(a) When 19.5 g of `F-CH_(2)-COOH` (Molar mass = `78" g mol"^(-1)`) is dissolved in 500 g of water, the depression in freezing point is observed to be `1^(@)C`. Calculate the degree of dissociation of `F-CH_(2)-COOH`.
[Given : `K_(f)` for water = 1.86 K kg `mol^(-1)`]
(b) Give reasons :
(i) 0.1 M KCl has higher boiling point than 0.1 M Glucose.
(ii) Meat is preserved for a longer time by salting.

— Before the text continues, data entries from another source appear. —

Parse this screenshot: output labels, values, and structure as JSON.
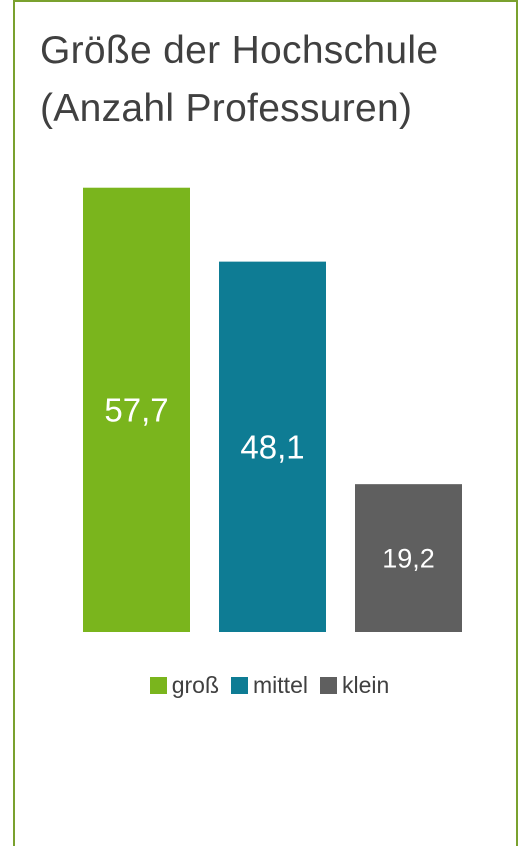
{
  "title_line1": "Größe der Hochschule",
  "title_line2": "(Anzahl Professuren)",
  "colors": {
    "frame": "#7aa12e",
    "gross": "#7ab51d",
    "mittel": "#0e7c94",
    "klein": "#5f5f5f"
  },
  "chart_data": {
    "type": "bar",
    "categories": [
      "groß",
      "mittel",
      "klein"
    ],
    "values": [
      57.7,
      48.1,
      19.2
    ],
    "value_labels": [
      "57,7",
      "48,1",
      "19,2"
    ],
    "colors": [
      "#7ab51d",
      "#0e7c94",
      "#5f5f5f"
    ],
    "title": "Größe der Hochschule (Anzahl Professuren)",
    "xlabel": "",
    "ylabel": "",
    "ylim": [
      0,
      60
    ],
    "grid": false,
    "legend": "bottom"
  },
  "legend": [
    {
      "label": "groß",
      "color": "#7ab51d"
    },
    {
      "label": "mittel",
      "color": "#0e7c94"
    },
    {
      "label": "klein",
      "color": "#5f5f5f"
    }
  ]
}
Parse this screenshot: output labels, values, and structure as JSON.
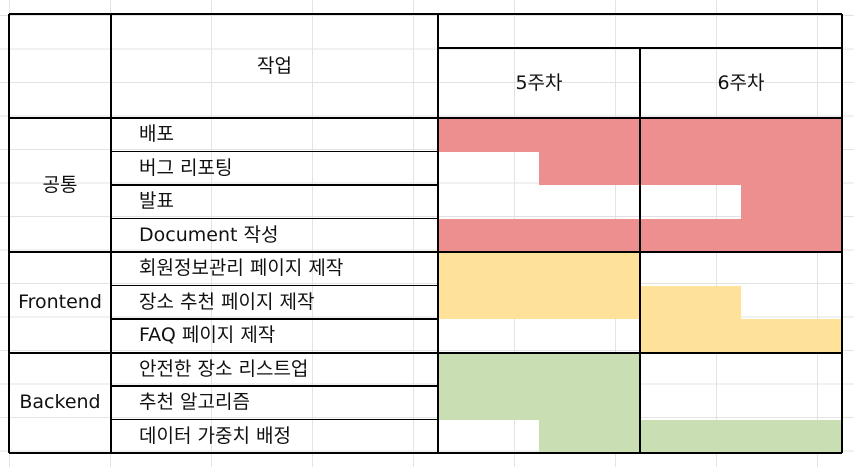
{
  "colors": {
    "common": "#ee8f8f",
    "frontend": "#ffe29a",
    "backend": "#c9dfb3",
    "grid": "#e3e3e3",
    "border": "#000000"
  },
  "header": {
    "task": "작업",
    "weeks": [
      "5주차",
      "6주차"
    ]
  },
  "groups": [
    {
      "name": "공통",
      "color_key": "common",
      "tasks": [
        {
          "label": "배포",
          "fill": [
            1,
            1,
            1,
            1
          ]
        },
        {
          "label": "버그 리포팅",
          "fill": [
            0,
            1,
            1,
            1
          ]
        },
        {
          "label": "발표",
          "fill": [
            0,
            0,
            0,
            1
          ]
        },
        {
          "label": "Document 작성",
          "fill": [
            1,
            1,
            1,
            1
          ]
        }
      ]
    },
    {
      "name": "Frontend",
      "color_key": "frontend",
      "tasks": [
        {
          "label": "회원정보관리 페이지 제작",
          "fill": [
            1,
            1,
            0,
            0
          ]
        },
        {
          "label": "장소 추천 페이지 제작",
          "fill": [
            1,
            1,
            1,
            0
          ]
        },
        {
          "label": "FAQ 페이지 제작",
          "fill": [
            0,
            0,
            1,
            1
          ]
        }
      ]
    },
    {
      "name": "Backend",
      "color_key": "backend",
      "tasks": [
        {
          "label": "안전한 장소 리스트업",
          "fill": [
            1,
            1,
            0,
            0
          ]
        },
        {
          "label": "추천 알고리즘",
          "fill": [
            1,
            1,
            0,
            0
          ]
        },
        {
          "label": "데이터 가중치 배정",
          "fill": [
            0,
            1,
            1,
            1
          ]
        }
      ]
    }
  ]
}
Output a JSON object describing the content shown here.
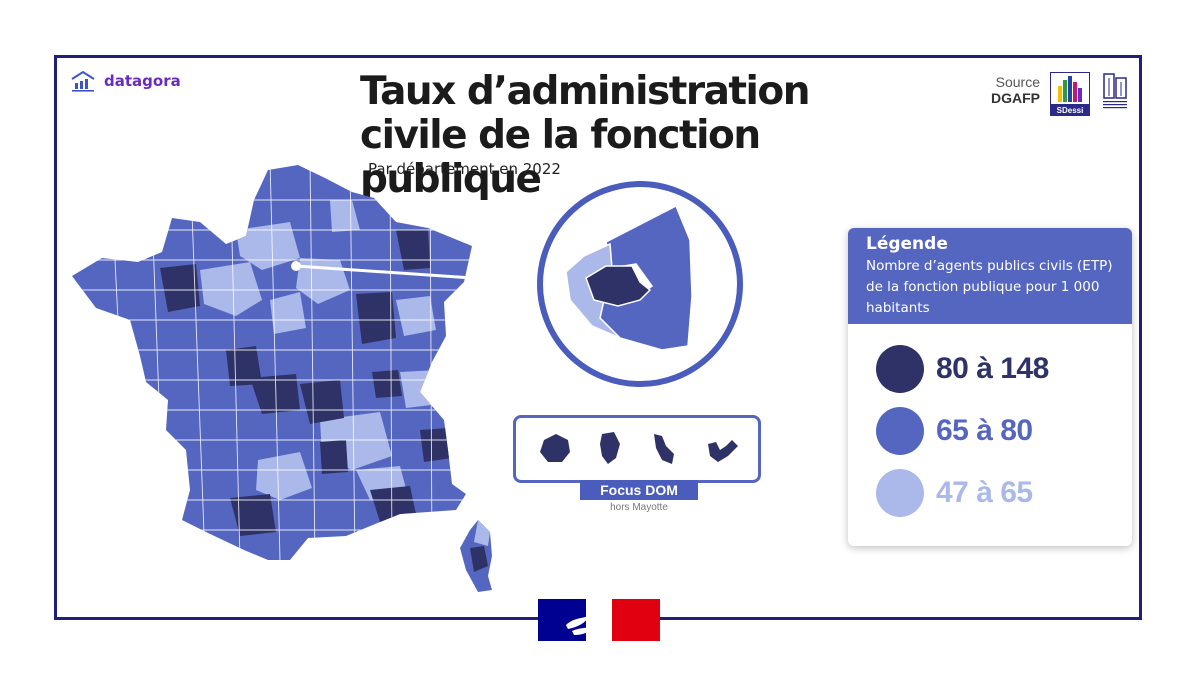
{
  "brand": {
    "name": "datagora"
  },
  "title": "Taux d’administration civile de la fonction publique",
  "subtitle": "Par département en 2022",
  "source": {
    "label": "Source",
    "value": "DGAFP",
    "logo_text": "SDessi"
  },
  "legend": {
    "title": "Légende",
    "description": "Nombre d’agents publics civils (ETP) de la fonction publique pour 1 000 habitants",
    "classes": [
      {
        "label": "80 à 148",
        "color": "#2e3266"
      },
      {
        "label": "65 à 80",
        "color": "#5566c0"
      },
      {
        "label": "47 à 65",
        "color": "#aab8ea"
      }
    ]
  },
  "dom": {
    "label": "Focus DOM",
    "sublabel": "hors Mayotte"
  },
  "colors": {
    "dark": "#2e3266",
    "mid": "#5566c0",
    "light": "#aab8ea",
    "frame": "#20207a",
    "flag_blue": "#000091",
    "flag_red": "#e1000f"
  }
}
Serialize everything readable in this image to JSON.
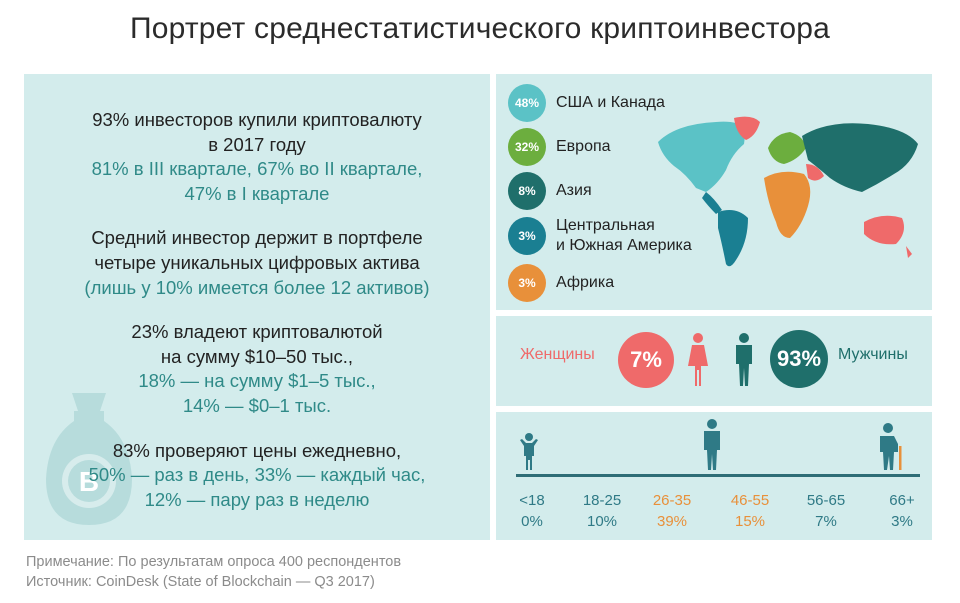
{
  "title": "Портрет среднестатистического криптоинвестора",
  "stats": [
    {
      "lines": [
        {
          "text": "93% инвесторов купили криптовалюту",
          "style": "dark"
        },
        {
          "text": "в 2017 году",
          "style": "dark"
        },
        {
          "text": "81% в III квартале, 67% во II квартале,",
          "style": "teal"
        },
        {
          "text": "47% в I квартале",
          "style": "teal"
        }
      ]
    },
    {
      "lines": [
        {
          "text": "Средний инвестор держит в портфеле",
          "style": "dark"
        },
        {
          "text": "четыре уникальных цифровых актива",
          "style": "dark"
        },
        {
          "text": "(лишь у 10% имеется более 12 активов)",
          "style": "teal"
        }
      ]
    },
    {
      "lines": [
        {
          "text": "23% владеют криптовалютой",
          "style": "dark"
        },
        {
          "text": "на сумму $10–50 тыс.,",
          "style": "dark"
        },
        {
          "text": "18% — на сумму $1–5 тыс.,",
          "style": "teal"
        },
        {
          "text": "14% — $0–1 тыс.",
          "style": "teal"
        }
      ]
    },
    {
      "lines": [
        {
          "text": "83% проверяют цены ежедневно,",
          "style": "dark"
        },
        {
          "text": "50% — раз в день, 33% — каждый час,",
          "style": "teal"
        },
        {
          "text": "12% — пару раз в неделю",
          "style": "teal"
        }
      ]
    }
  ],
  "regions": [
    {
      "pct": "48%",
      "label": "США и Канада",
      "color": "#5bc2c6"
    },
    {
      "pct": "32%",
      "label": "Европа",
      "color": "#6cae3e"
    },
    {
      "pct": "8%",
      "label": "Азия",
      "color": "#1f6f6b"
    },
    {
      "pct": "3%",
      "label": "Центральная\nи Южная Америка",
      "color": "#1a7f92"
    },
    {
      "pct": "3%",
      "label": "Африка",
      "color": "#e8903a"
    }
  ],
  "gender": {
    "women_label": "Женщины",
    "women_pct": "7%",
    "women_color": "#ef6a6a",
    "men_label": "Мужчины",
    "men_pct": "93%",
    "men_color": "#1f6f6b"
  },
  "ages": [
    {
      "range": "<18",
      "pct": "0%",
      "color": "#2f7a86"
    },
    {
      "range": "18-25",
      "pct": "10%",
      "color": "#2f7a86"
    },
    {
      "range": "26-35",
      "pct": "39%",
      "color": "#e8903a"
    },
    {
      "range": "46-55",
      "pct": "15%",
      "color": "#e8903a"
    },
    {
      "range": "56-65",
      "pct": "7%",
      "color": "#2f7a86"
    },
    {
      "range": "66+",
      "pct": "3%",
      "color": "#2f7a86"
    }
  ],
  "bag_symbol": "B",
  "source": {
    "note": "Примечание: По результатам опроса 400 респондентов",
    "src": "Источник: CoinDesk (State of Blockchain — Q3 2017)"
  }
}
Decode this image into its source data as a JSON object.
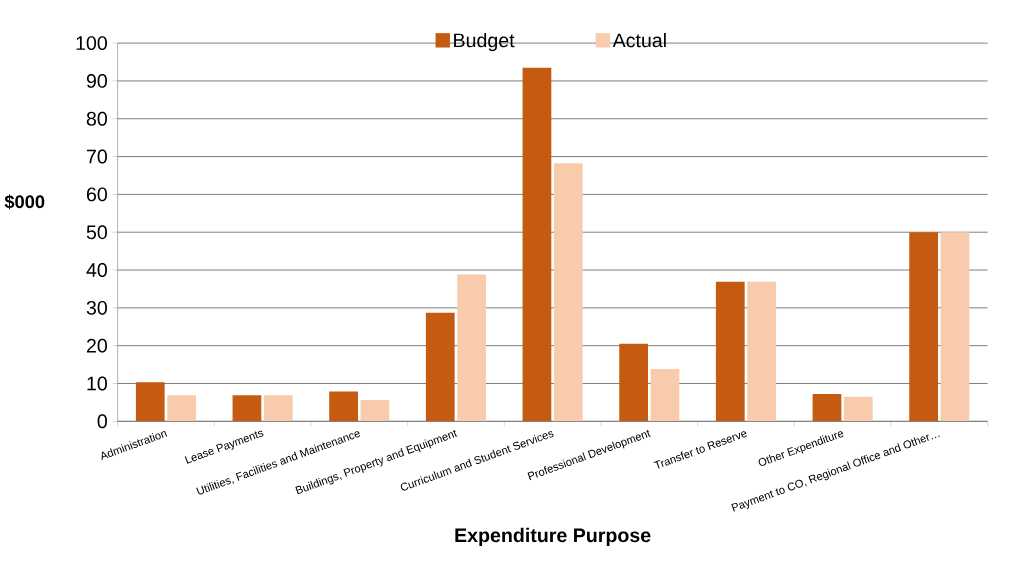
{
  "chart_data": {
    "type": "bar",
    "xlabel": "Expenditure Purpose",
    "ylabel": "$000",
    "categories": [
      "Administration",
      "Lease Payments",
      "Utilities, Facilities and Maintenance",
      "Buildings, Property and Equipment",
      "Curriculum and Student Services",
      "Professional Development",
      "Transfer to Reserve",
      "Other Expenditure",
      "Payment to CO, Regional Office and Other…"
    ],
    "series": [
      {
        "name": "Budget",
        "color": "#c55a11",
        "values": [
          10.3,
          6.9,
          7.9,
          28.7,
          93.5,
          20.5,
          36.9,
          7.2,
          50
        ]
      },
      {
        "name": "Actual",
        "color": "#f8cbad",
        "values": [
          6.9,
          6.9,
          5.6,
          38.8,
          68.2,
          13.8,
          36.9,
          6.5,
          50
        ]
      }
    ],
    "ylim": [
      0,
      100
    ],
    "yticks": [
      0,
      10,
      20,
      30,
      40,
      50,
      60,
      70,
      80,
      90,
      100
    ],
    "grid": "y",
    "legend": "top"
  }
}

(a) Number of moles of `F-CH_(2)-COOH=(19.5)/(78)=0.25` moles
Molality of the solution `=(0.25)/(500)xx1000=0.5" mol kg"^(-1)`
Using the following equation
`Delta T_(f)=iK_(f)m`, where I is van.t Hoff factor
Substituting the values in the above equation, we have
`1K=ixx1.86" K kg mol"^(-1)xx0.5" mol kg"^(-1)`
or `" "i=(1)/(1.86xx0.5)=(1)/(0.93)=1.075" "...(i)`
`I-"CII"_(2)-COOH to F-underset(x)(CH_(2)COO^(-))+underset(x)(H^(+))`
where x is degree of dissociation.
Total number of moles `=1-x+x+x=1+x`
`i=(1+x)/(1)" "...(ii)`
From (i) and (ii), we have
`1+x=1.075` or x = 0.075
Degree of dissociation = 0.075 or 7.5%
(b) (i) KCl dissociates to give `K^(+)` and `Cl^(-)`. As the concentration of particles in 0.1 M KCl is more than that of 0.1 M glucose, boiling point of KCl is higher.
(ii) Whater is taken out of bacteria into the solution of sodium chloride as a result of osmosis. Therefore bacteria do not survive.